4. En premier lieu, les demandes présentées par Mme B... devant le tribunal administratif de Nice tendaient principalement à la décharge de l'obligation de payer procédant d'actes de recouvrement de l'impôt. Le litige relevait ainsi, en vertu de l'article L. 281 du livre des procédures fiscales, de la compétence du tribunal administratif, sans qu'y fasse obstacle la circonstance que le tribunal a écarté comme inopérant un moyen relatif à la régularité en la forme d'un acte de poursuite relevant de la compétence du juge de l'exécution. Dès lors, contrairement à ce qui est soutenu, le tribunal administratif n'était pas tenu de se déclarer incompétent sur le moyen tiré de l'irrégularité en la forme d'un acte de poursuite.

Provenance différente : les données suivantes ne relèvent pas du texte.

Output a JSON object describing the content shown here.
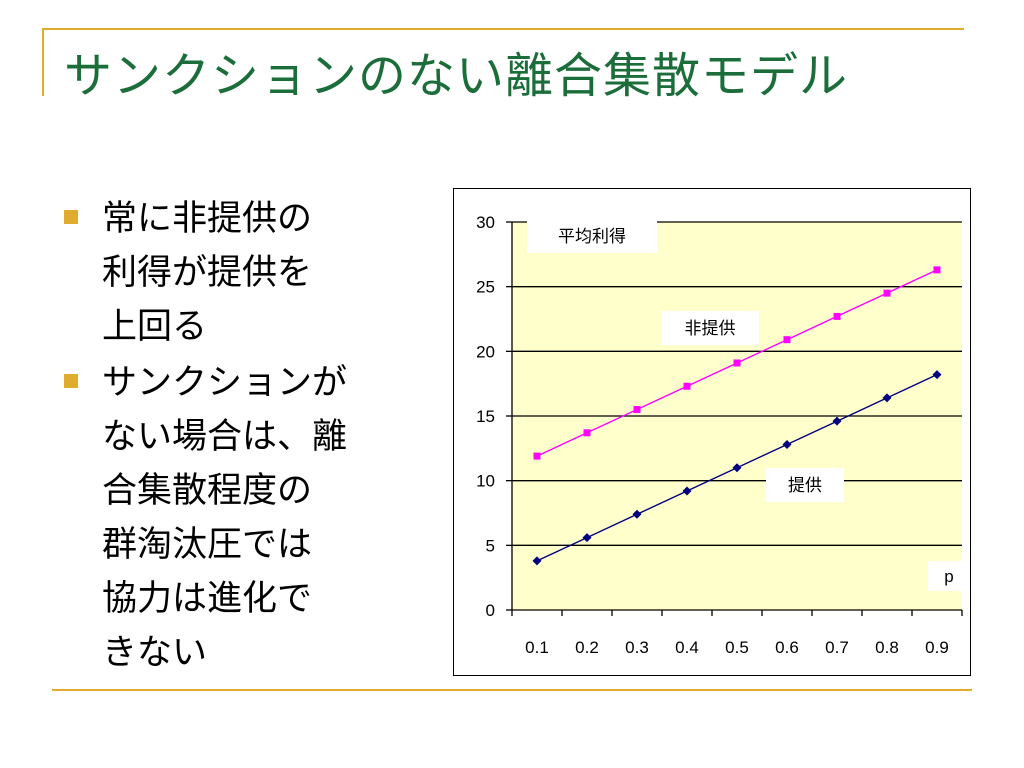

5. En deuxième lieu, le tribunal a expressément répondu aux moyens soulevés par Mme B..., tirés de ce que la prescription de l'action en recouvrement serait acquise et le montant de la dette serait erroné. Ainsi, le tribunal, qui n'était pas tenu de répondre à tous les arguments présentés par la requérante, a répondu sur ces points de manière suffisante aux moyens invoqués.

6. En troisième lieu, le tribunal administratif n'était, en tout état de cause, pas tenu de répondre à l'argumentation de Mme B... au soutien de son interprétation de l'article L. 274 du livre des procédures fiscales, faisant état de la documentation administrative référencée BOI-REC-EVTS-30-20 n° 210 relative à la reconnaissance de dette, dès lors que la requérante n'invoquait pas le bénéfice de la garantie prévue par l'article L. 80 A du livre des procédures fiscales.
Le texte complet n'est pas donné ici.